You seem to know a lot about the Hungarian music scene? How much do you know about the Romanian one?

I know a lot about the Hungarian music scene because I’ve been living in Hungary for 3 years now, so I’ve integrated into the scene quite deeply. On the other hand, I have limited knowledge of the Romanian scene. Personally I can say that one of my favorite bands ever is from Romania. They are called Tünderground and I feel that they are one of the richest and most interesting experimental progressive folk world music bands around. I love them. Of course we know Negură Bunget and are fans of them and we are friends with Roadkillsoda from Bucharest too. But we still have a lot more bands to learn about, so please send us your recommendations, we love discovering new bands all the time!!!

I’m quite impressed, actually. I know much less about the Australian music scene. The thing is, that there were and are a lot of great bands and musicians that came from there, yet somehow nobody seems to know anything about the scene as such. Can you offer an insider view?

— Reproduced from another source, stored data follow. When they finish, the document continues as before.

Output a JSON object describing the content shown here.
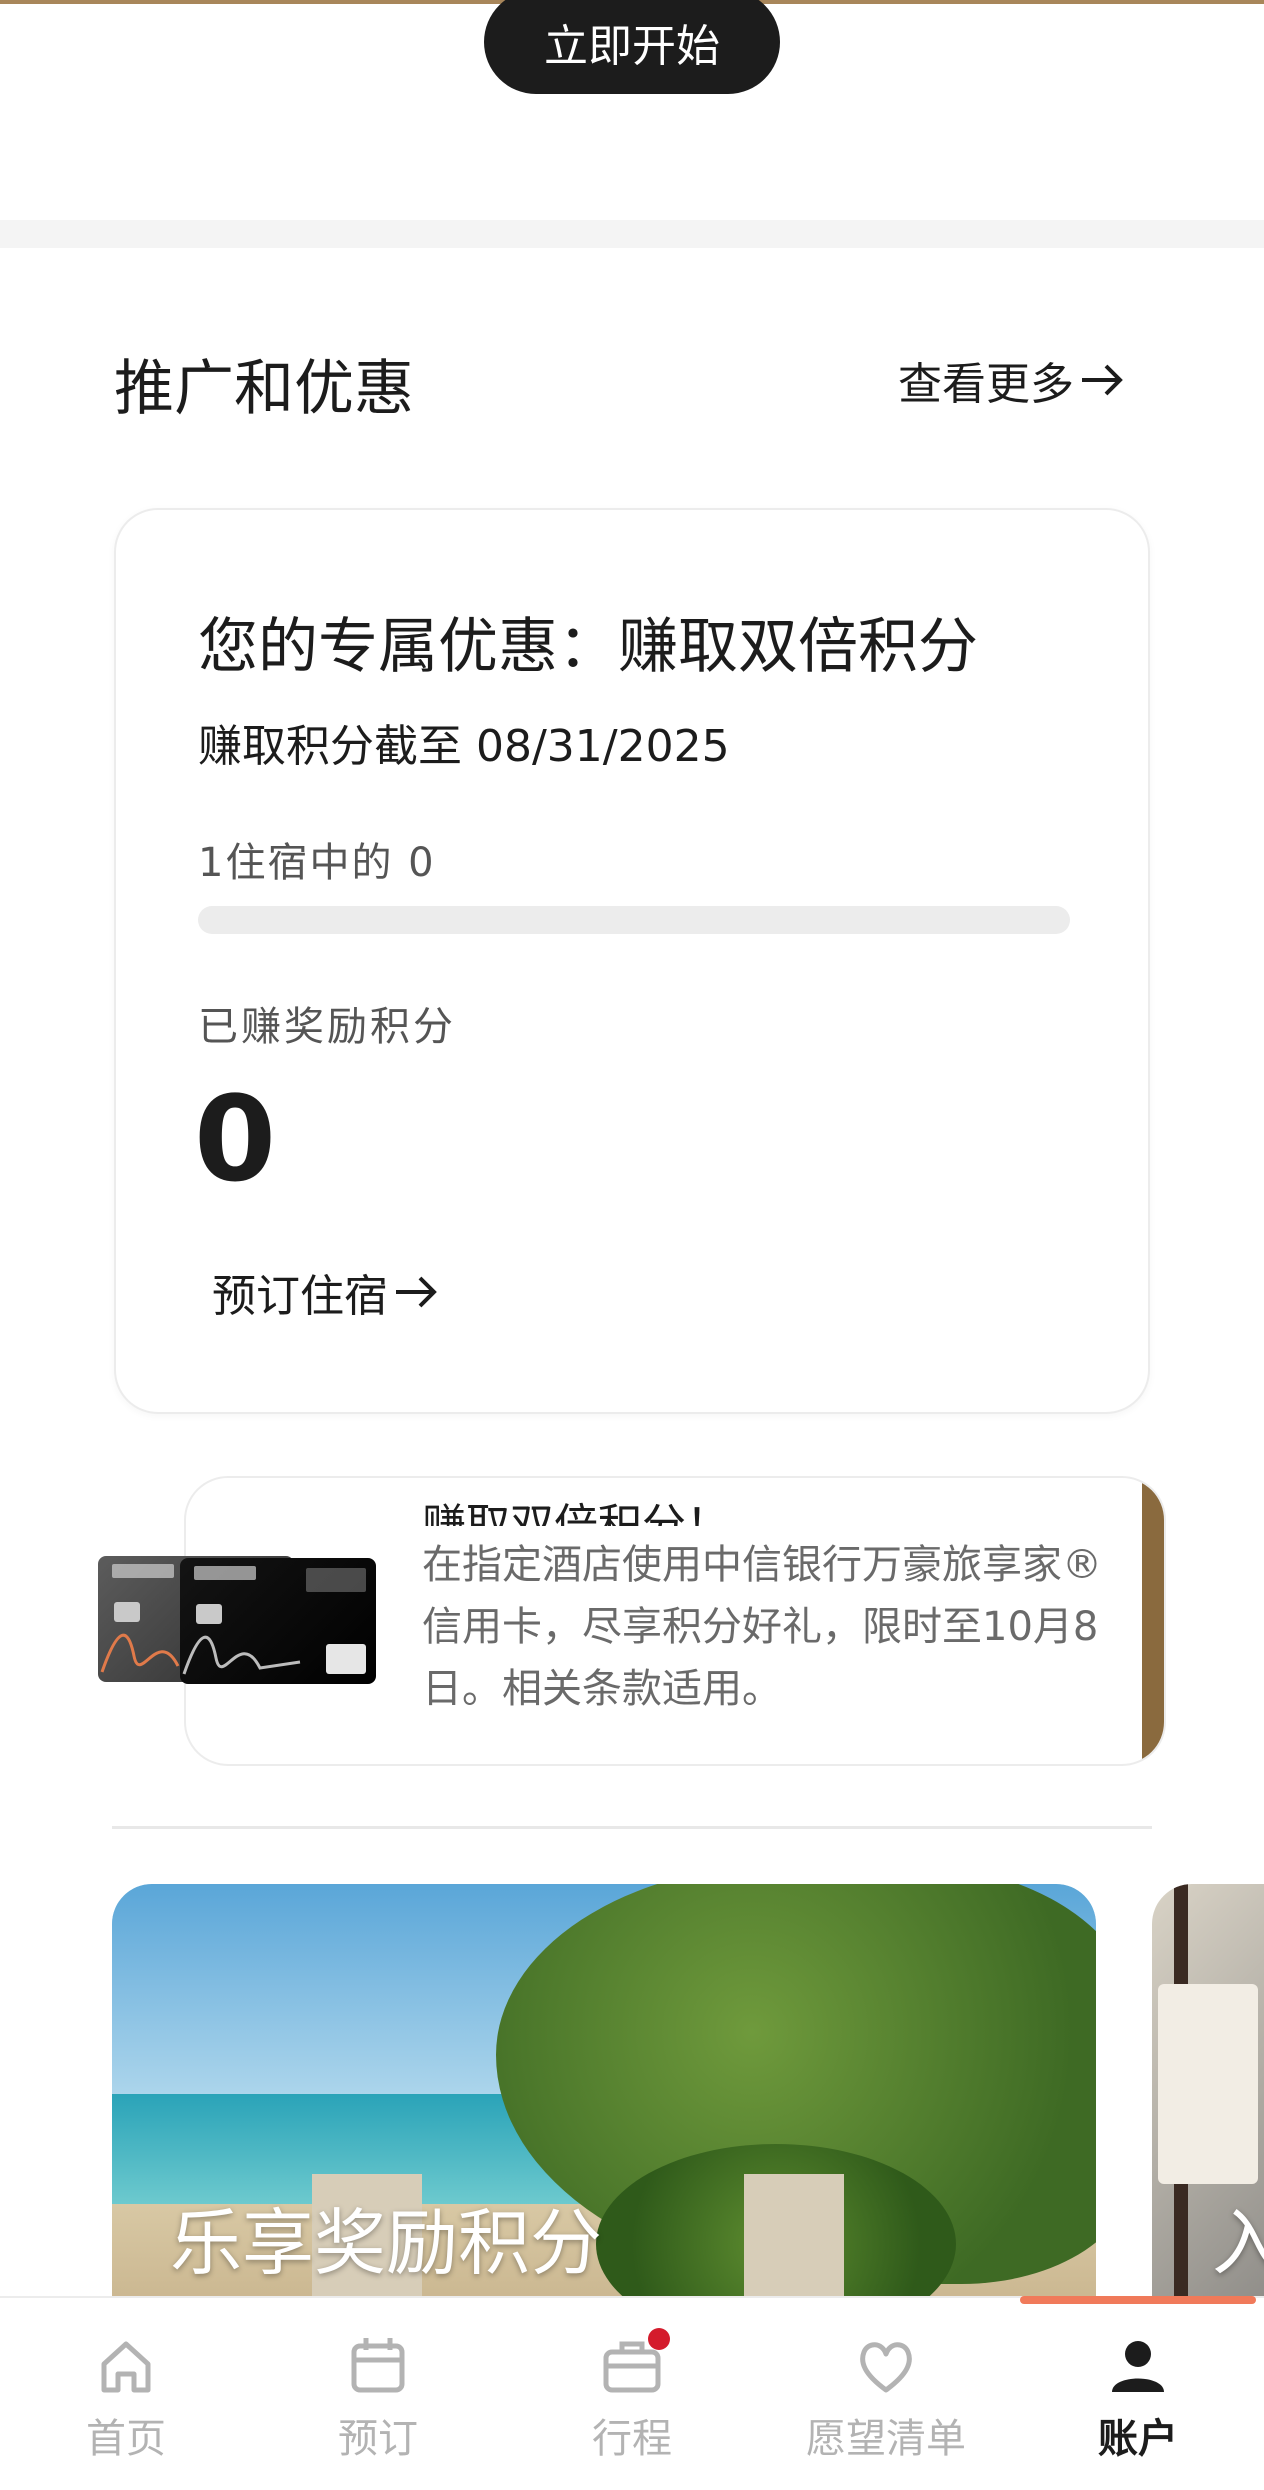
{
  "top": {
    "start_button": "立即开始"
  },
  "section": {
    "title": "推广和优惠",
    "see_more": "查看更多"
  },
  "offer": {
    "title": "您的专属优惠：赚取双倍积分",
    "subtitle": "赚取积分截至 08/31/2025",
    "stay_progress_label": "1住宿中的 0",
    "stay_progress": 0,
    "earned_label": "已赚奖励积分",
    "earned_value": "0",
    "book_link": "预订住宿"
  },
  "promo": {
    "title_partial": "赚取双倍积分！",
    "body": "在指定酒店使用中信银行万豪旅享家®信用卡，尽享积分好礼，限时至10月8日。相关条款适用。",
    "accent_color": "#8a6a3e"
  },
  "features": [
    {
      "title": "乐享奖励积分"
    },
    {
      "title": "入"
    }
  ],
  "tabbar": {
    "items": [
      {
        "label": "首页",
        "icon": "home-icon"
      },
      {
        "label": "预订",
        "icon": "calendar-icon"
      },
      {
        "label": "行程",
        "icon": "suitcase-icon"
      },
      {
        "label": "愿望清单",
        "icon": "heart-icon"
      },
      {
        "label": "账户",
        "icon": "person-icon"
      }
    ],
    "active_index": 4
  },
  "colors": {
    "accent_gold": "#a8865a",
    "dark": "#1c1c1c",
    "badge_red": "#d41b2c"
  }
}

Yeah, the Australian music scene is a real mixed bag… of authentic and rich music and also outside of that. Too many bands that try too hard to become famous and it’s at the front of their mentality in everything they do. Their main concern is getting their songs played on the radio. When you meet them, they don’t have a beer with you, instead they are focusing on asking you for contacts and measuring themselves against you. The main problem that poisons the mentality of the Australian music scene is Australia’s most influential alternative radio station. It’s called Triple J and it’s a station owned by the government. The station takes no advertising money, for example. When it started it was actually supporting great Australian alternative music, but for years now the music director has been focusing on becoming ‘hip’ and making albums like Kanye West’s album of the week and lots of other hipster shit. So what happened as a result is that in Australia if you don’t get on Triple J, then it’s almost impossible for your music career to accomplish anything because that station is the only chance you have at getting on the radio. Unlike many parts of Europe, unfortunately Australia is a trend driven country like the UK, which means if the main media isn’t behind you, then no one is open minded enough to come to your concerts and you spend your life playing for only 20 of your friends and some family members. So, bands really focus on this.

But not you, it seems.

No, we don’t give a shit about them and write 12 minute songs that they will never ever touch. But anyway, let’s focus on the good stuff, Karnivool for example who most people know and are currently Australia’s biggest prog band. O a local level we are big fans of Kalacoma, who are like Massive Attack, Portishead. There are also other crazy experimental sounds like that. Cat or Pillar for example, or Sleepmakeswaves from Sydney, who are Australia’s biggest post rock band. Meniscus are fucking incredible too. They play beautifully textured instrumental music. Melbounre, where we are from, has about 180 live music venues with live music 7 nights a week, so there are lots of opportunities to play a lot and to develop your live show.

You made me curious, I must tell you. But since you’re coming to Romania soon, let’s end it with this: please try to sell in a few words your upcoming shows to the Romanian fans.

We play with full passion from the bottom of our hearts, we explode our energy on stage, we guarantee you that. It’s very punk rock and intense live! We can’t wait to meet and party with you all. There will be no sleep on this tour!